Mike Tauchman is making $1.95 million this season. Cody Bellinger, meanwhile, is bringing home $27.5 million - making him the highest-paid player on the Chicago Cubs roster. Yet their performance has been almost identical, which has been a major problem for a team searching for more offensive firepower.
Bellinger hasn't been bad, by any means, but he's completely failed to slug (.269/.331/.410) which was a major piece of his resurgent campaign in 2023 when he slugged .525 and racked up 56 extra-base hits en route to NL Comeback Player of the Year honors.
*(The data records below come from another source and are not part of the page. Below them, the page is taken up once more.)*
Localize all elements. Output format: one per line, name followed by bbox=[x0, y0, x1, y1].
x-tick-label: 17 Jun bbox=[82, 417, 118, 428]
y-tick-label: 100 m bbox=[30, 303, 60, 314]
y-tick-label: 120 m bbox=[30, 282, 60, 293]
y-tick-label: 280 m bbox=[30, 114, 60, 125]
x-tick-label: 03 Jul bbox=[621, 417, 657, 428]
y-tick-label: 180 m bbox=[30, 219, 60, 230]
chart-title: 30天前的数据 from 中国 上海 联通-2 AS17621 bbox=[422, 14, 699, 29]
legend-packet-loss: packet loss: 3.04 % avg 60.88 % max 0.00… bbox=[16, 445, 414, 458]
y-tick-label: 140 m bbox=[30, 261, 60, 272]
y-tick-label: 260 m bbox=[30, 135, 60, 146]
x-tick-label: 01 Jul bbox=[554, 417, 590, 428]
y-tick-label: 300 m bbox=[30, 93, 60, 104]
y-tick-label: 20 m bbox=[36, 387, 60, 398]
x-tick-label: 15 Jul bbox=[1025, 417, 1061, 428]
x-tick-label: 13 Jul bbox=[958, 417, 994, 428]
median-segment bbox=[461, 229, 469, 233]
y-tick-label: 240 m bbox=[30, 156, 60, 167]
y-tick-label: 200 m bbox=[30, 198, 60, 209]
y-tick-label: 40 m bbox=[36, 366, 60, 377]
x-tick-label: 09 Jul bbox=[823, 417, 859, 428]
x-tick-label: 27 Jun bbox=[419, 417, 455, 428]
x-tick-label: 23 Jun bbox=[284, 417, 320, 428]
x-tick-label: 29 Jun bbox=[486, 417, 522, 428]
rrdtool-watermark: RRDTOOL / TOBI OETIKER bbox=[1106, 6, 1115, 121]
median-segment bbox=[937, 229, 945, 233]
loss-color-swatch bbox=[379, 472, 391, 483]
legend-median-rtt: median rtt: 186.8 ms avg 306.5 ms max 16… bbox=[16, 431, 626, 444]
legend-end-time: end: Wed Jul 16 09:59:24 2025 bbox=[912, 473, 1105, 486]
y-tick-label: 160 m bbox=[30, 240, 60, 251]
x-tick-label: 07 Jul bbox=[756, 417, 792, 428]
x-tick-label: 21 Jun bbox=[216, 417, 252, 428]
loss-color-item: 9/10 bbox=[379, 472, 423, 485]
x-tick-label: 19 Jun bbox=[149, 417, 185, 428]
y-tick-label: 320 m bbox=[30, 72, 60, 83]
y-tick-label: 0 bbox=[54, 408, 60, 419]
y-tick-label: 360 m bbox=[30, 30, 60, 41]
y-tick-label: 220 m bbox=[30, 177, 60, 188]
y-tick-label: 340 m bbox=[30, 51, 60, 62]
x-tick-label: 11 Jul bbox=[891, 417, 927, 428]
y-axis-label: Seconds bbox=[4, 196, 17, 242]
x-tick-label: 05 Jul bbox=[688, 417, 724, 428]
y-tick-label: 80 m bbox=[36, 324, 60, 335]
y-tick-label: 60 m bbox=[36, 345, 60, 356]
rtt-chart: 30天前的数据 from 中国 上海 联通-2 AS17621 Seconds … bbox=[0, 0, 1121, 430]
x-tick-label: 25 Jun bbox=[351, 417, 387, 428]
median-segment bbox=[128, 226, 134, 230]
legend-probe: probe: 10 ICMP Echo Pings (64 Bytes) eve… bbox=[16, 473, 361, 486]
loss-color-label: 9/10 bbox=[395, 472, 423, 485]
That's left a void in the middle of the Cubs' lineup that was constructed with the hope he would replicate his performance from a year ago.
Currently on the IL with a broken left middle finger, there's still no timetable for Bellinger's return to the lineup. We'll likely get an update from the team at some point this weekend now that the All-Star break is in the rearview mirror, but the simple truth is this: at no point this year has he been the driving force behind the offense.
Tauchman, meanwhile, has been that guy a few times this year. In April, the veteran posted a .955 OPS, playing a major role in the Cubs' hot start. He's since cooled dramatically, and in an ideal scenario is a platoon bat off the bench given his dramatic left/right splits. But the fact that, despite nearly 100 fewer plate appearances, he's been nearly as valuable (0.9 bWAR to 1.1 bWAR) as Bellinger is troubling.
Without an impactful Cody Bellinger, the Cubs offense lacks power
The hope is that Bellinger returns from his injury at full strength and can light a fire under the offense the same way he did last summer. But that's far from a certainty. Since the end of May, Pete Crow-Armstrong has more home runs (2) than Bellinger (1). The power just hasn't been there and the thought of a lingering finger injury doesn't inspire confidence in a second-half rebound.
Chicago needs more from its highest-paid player - period. Tauchman's strong showing in 2024 has been a pleasant surprise, but you don't get to the postseason by relying on guys like this. His performance should be a cherry on top, rather than a driving factor. Otherwise, Jed Hoyer will be left facing a reckoning come October.